Grant helps students dream of space

A recent award of a $129,000 STEM grant to Olympic College will assist a program that helps students enter careers in the scientific fields.

The STEM, or Science, Technology, Engineering and Mathematics, grant will go to help the college’s MESA program. The MESA Program, or Mathematics, Science, Engineering and Achievement, assists some STEM students who statistics show are underrepresented in STEM fields such as women, low-income students and those who are the first in their families to attend college.

The MESA program is funded through the National Science Foundation and is run by OC program manager and instructor Jodi Carson.

For Olympic College student Diana Biedenbach the recent award of the grant to the college will help her reach her dream of making the world a better place.

Biedenbach said she plans to earn her associate of science degree from the college and then attend the University of Washington’s civil engineering program.

She said she plans to work in the area of water quality to ensure that people have safe clean water.

“I just want to help people and make the world a better place,” Biedenbach said.

Carson earned her PhD in civil engineering and said she knows the difficulties that young people like Biedenbach face in entering STEM related fields.

“As a female civil engineer who also attended a community college in Washington State, I can relate to a lot of the aspects of these programs and what it would have meant to have a program like this available,” she said.

Carson said the STEM grant would go to create opportunities with local businesses through the MESA program and would help students such as Biedenbach by creating internships with private and public industries in the area.

The money will be used to explore such opportunities and Carson said it will eventually create work opportunities for internships for credit for students of the college.

“Some students may be able to take advantage of opportunities that don’t pay and some may not,” Carson said, adding that the grant money will give students hands-on opportunities that four year universities often look at when making admission decisions.

For students like Biedenbach the money could mean an opportunity to work in an industry suited to her dreams, and Biedenbach said she thought the money would go to a program that helped her formulate those dreams.

“I was one of two females in my first classes that I took at the college,” Biedenbach said. “Jodi has been a good example and given us all a lot of encouragement. When I started school didn’t know where to go and she helped me understand how to apply myself to things that are important to me.”

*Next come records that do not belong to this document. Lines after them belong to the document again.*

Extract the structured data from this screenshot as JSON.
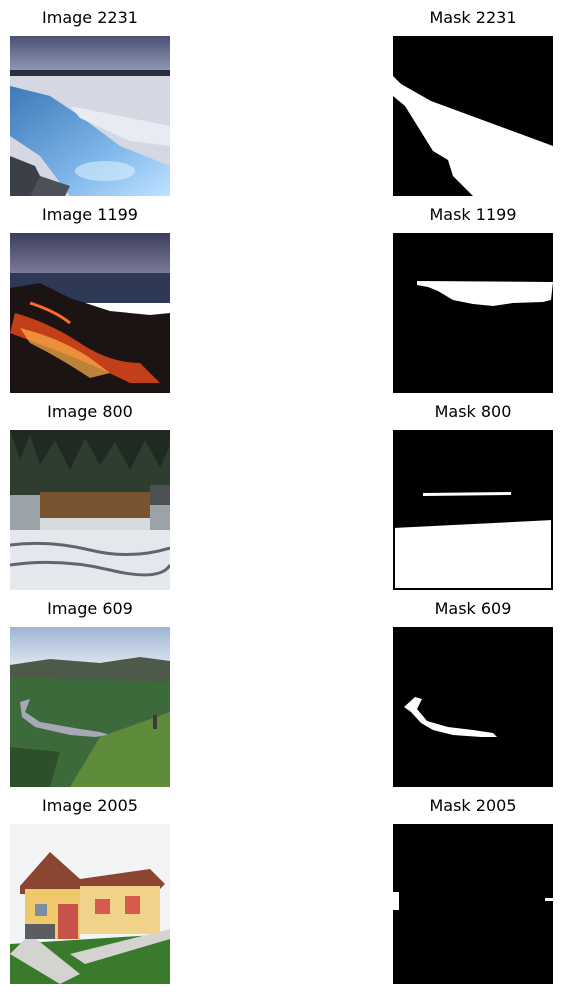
{
  "figure": {
    "rows": [
      {
        "image_title": "Image 2231",
        "mask_title": "Mask 2231",
        "image_subject": "icy-blue-river-scene",
        "mask_subject": "river-segmentation-mask"
      },
      {
        "image_title": "Image 1199",
        "mask_title": "Mask 1199",
        "image_subject": "lava-flow-at-ocean-scene",
        "mask_subject": "sea-segmentation-mask"
      },
      {
        "image_title": "Image 800",
        "mask_title": "Mask 800",
        "image_subject": "waterfall-scene",
        "mask_subject": "water-segmentation-mask"
      },
      {
        "image_title": "Image 609",
        "mask_title": "Mask 609",
        "image_subject": "river-valley-scene",
        "mask_subject": "river-segmentation-mask"
      },
      {
        "image_title": "Image 2005",
        "mask_title": "Mask 2005",
        "image_subject": "house-scene",
        "mask_subject": "sparse-segmentation-mask"
      }
    ]
  }
}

Eli Sedillo, another student in the MESA program, said Carson and the program had also been beneficial to him in setting the course for his dreams.

Sedillo said he plans to graduate OC and also wants to go to University of Washington to earn a degree in physics and hopes to work with new energy sources to fuel space exploration.

“I am first generation in attending college and MESA is like a support net,” he said. “I think the most beneficial thing about the MESA program is having Jodi there to help.”